By 2014, the runway now frequented by fighter jets and massive C-17 military cargo planes at March Air Reserve Base near Riverside could be a more attractive destination for small, private aircraft.
Members of the March Joint Powers Authority voted unanimously Wednesday, Aug. 15, to approve an environmental report supporting a plan to build about $6 million worth of airport improvements — including a general-aviation terminal, hangars and parking area — catering to private pilots.
The goal is to have the new terminal in operation within a year and a half. Most of the money will come from the Federal Aviation Administration.
The plan has been discussed for a few years and fervently opposed by nearby residents, who fear plane crashes or a repeat of the late-night noise caused by DHL cargo jets overhead.
On Wednesday, it was challenged by the March authority’s latest legal foe — March GlobalPort, the former airport developer that built a home for DHL’s shipping operations, which shut down in 2008 after three years of flights. GlobalPort is suing the authority for terminating the development contract that gave the company exclusive rights to build airport improvements.
The general-aviation plan is expected to make the base and its airspace more inviting for pilots of smaller planes. The runway has been open to general aviation flights since 1997, when March Air Force Base became an Air Force Reserve base, but few private pilots use it.
So far this year, civilian planes have landed or departed from the base 21 times. The previous year saw 26 departures and arrivals, and in 2010, there were five. Military planes took off and landed 37,297 times in 2010.
With the plan approved Wednesday, private pilots would have their own area to park planes, a terminal to relax in, hangar space to rent and easy access to refueling. They also wouldn’t need to obtain permission to land ahead of time like they do now.
While the airport’s runway can accommodate nearly any aircraft, only corporate jets, charter planes, two-seat propeller-driven planes and other smaller aircraft would be permitted to park near the new terminal, said Lori Stone, the authority’s executive director.
Included in the plans are a 5,000-square-foot terminal and two 10,000-square-foot hangars for private planes. It also may add a 10,000-gallon fuel storage tank to serve smaller aircraft.
The agency will use $1.3 million from the FAA for the first phase of engineering and design work and spend $132,323 to match the grant, according to a resolution approved Aug. 15.
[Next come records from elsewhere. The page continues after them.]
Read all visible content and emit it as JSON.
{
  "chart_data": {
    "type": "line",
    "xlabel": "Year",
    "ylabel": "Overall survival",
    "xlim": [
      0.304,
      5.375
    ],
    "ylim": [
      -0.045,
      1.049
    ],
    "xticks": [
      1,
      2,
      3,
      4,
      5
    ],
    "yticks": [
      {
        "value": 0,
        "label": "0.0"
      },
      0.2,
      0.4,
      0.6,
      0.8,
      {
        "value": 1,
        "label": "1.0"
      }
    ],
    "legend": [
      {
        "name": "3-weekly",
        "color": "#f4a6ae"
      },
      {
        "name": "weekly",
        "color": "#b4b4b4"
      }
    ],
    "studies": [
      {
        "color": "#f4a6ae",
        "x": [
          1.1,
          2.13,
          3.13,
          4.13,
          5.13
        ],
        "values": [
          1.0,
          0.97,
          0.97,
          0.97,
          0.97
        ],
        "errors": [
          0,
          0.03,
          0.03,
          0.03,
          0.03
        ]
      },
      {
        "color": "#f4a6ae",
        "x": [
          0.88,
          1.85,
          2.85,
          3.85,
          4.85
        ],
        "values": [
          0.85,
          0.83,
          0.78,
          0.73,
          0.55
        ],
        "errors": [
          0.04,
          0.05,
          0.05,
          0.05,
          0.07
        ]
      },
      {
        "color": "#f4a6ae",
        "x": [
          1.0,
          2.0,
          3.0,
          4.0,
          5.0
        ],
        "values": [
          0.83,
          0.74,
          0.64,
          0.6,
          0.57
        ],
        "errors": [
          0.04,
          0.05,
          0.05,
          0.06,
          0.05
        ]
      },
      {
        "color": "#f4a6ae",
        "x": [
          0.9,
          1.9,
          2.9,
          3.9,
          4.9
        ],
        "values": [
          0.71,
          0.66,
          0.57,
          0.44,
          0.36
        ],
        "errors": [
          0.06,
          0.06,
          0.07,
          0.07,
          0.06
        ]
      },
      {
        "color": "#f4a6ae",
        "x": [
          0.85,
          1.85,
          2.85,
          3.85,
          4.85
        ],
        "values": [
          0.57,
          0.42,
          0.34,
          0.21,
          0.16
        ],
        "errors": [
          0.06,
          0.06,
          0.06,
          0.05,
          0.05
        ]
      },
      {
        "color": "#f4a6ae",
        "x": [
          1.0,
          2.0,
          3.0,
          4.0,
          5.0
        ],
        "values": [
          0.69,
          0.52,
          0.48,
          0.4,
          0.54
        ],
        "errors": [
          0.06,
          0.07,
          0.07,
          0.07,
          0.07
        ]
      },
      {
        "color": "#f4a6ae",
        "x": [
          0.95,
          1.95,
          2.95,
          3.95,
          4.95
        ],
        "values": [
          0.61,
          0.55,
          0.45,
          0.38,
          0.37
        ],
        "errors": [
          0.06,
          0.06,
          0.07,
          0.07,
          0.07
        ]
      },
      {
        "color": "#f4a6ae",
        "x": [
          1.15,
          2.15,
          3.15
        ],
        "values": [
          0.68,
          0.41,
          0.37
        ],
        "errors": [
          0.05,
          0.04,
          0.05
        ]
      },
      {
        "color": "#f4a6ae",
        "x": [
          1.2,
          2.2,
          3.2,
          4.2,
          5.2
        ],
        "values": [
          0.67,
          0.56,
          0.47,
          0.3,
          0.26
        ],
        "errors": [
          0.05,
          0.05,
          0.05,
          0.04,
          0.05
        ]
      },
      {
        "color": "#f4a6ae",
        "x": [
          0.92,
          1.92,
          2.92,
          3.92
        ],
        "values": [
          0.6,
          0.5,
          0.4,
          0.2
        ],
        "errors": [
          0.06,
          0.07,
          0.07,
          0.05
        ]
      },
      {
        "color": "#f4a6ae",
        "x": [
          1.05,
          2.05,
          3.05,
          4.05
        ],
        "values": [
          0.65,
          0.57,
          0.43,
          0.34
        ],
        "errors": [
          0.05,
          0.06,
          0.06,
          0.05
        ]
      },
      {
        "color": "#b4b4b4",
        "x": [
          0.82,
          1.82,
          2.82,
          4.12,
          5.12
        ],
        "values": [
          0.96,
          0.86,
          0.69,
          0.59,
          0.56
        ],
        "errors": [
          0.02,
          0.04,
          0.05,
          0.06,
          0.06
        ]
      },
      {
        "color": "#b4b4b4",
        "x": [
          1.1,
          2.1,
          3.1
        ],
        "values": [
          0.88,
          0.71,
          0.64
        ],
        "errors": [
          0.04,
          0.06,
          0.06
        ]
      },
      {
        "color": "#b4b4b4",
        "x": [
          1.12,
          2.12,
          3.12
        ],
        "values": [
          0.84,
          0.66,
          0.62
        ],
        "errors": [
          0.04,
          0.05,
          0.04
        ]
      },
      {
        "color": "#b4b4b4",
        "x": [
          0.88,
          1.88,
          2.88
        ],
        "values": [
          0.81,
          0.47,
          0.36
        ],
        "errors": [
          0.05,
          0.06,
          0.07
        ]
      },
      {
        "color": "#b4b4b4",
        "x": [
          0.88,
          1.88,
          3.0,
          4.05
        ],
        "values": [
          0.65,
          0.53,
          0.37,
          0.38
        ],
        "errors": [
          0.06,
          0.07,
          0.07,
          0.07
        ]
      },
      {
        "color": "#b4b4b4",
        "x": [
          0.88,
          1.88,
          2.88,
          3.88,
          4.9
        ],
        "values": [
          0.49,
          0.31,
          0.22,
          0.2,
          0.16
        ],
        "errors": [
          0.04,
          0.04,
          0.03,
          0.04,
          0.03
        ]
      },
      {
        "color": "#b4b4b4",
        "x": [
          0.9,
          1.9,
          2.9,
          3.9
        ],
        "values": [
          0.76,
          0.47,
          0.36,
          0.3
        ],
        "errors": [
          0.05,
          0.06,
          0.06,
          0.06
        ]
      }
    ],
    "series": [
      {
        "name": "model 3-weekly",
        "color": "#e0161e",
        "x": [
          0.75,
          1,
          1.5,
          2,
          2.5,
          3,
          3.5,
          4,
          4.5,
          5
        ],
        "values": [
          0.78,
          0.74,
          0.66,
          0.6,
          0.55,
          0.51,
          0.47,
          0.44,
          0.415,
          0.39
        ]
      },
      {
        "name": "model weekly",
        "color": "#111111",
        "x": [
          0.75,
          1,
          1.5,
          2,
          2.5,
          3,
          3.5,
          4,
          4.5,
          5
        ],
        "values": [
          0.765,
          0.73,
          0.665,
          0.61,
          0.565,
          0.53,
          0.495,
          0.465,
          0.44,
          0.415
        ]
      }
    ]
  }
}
The March JPA commission, which is made up of representatives from Riverside County, Moreno Valley, Riverside and Perris to oversee the redevelopment of former military property, first voted to embrace general aviation flights in mid-2008 and began working on a terminal design in December 2009.
The plan doesn’t allow for any flight schools or for more than 21,000 civilian take-offs or landings annually, according to an agreement the authority signed with the Air Force.
Airport officials and a consultant for the authority estimate that far fewer civilian pilots will land at the airport — 5,850 annual departures and arrivals by 2016 and 8,400 by 2025, or about 23 a day, according to a forecast.
Word that the authority wanted to welcome general aviation fliers raised the ire of residents in Riverside’s Orangecrest and Mission Grove neighborhoods, who complained in public meetings about noisy late-night flights by DHL.
Mission Grove resident Chris Bardeen, reached by telephone, said he fears the approval Wednesday could open the door to more cargo flights. And Jon Christensen, who moved to get away from the noise, said he’s still concerned about safety, since he sees news reports of small plane crashes often.
Riverside Councilman Paul Davis, who represents the neighborhoods, said he hasn’t heard any complaints recently.
He said the former March commander talked to a group of residents last year about the general aviation plan.
Col. Karl McGregor was clear in July 2011 when he told the crowd that the Air Force didn’t mind sharing the runway with general aviation flights and actually encouraged the flights because it could defray the costs to the military to keep the airport running. He told the crowd that the military would be able to maintain security even with civilian flights sharing the runway.
“I’m just hoping they made the right decision and there are no accidents,” Davis said of the authority’s vote this week.
The Air Force operates the runway’s control tower with a full staff from 7 a.m. to 11 p.m. daily except holidays, essentially closing overnight. If a civilian flight were to land during off hours, the authority would have to reimburse the military for the extra cost.
Commission member and Perris Councilman Mark Yarbrough said he has heard from private pilots who are eagerly looking forward to the base being more open to private planes. March had good space and visibility, they told him.
“Honestly, I’m really tired of hearing about the noise,” he said, adding that he’s lived under the flight path since the 1990s. “You’ve got to get over it.”
The March authority isn’t likely to make a lot of money from general aviation, although some money can be earned from fuel sales or hangar rentals. The airport has to be open to public flights if the authority wants to qualify for FAA funding for any projects.
Plus, the agency’s leaders have said it could be a selling point for business people interested in flying in to visit the Meridian business park across the freeway or the proposed medical campus nearby.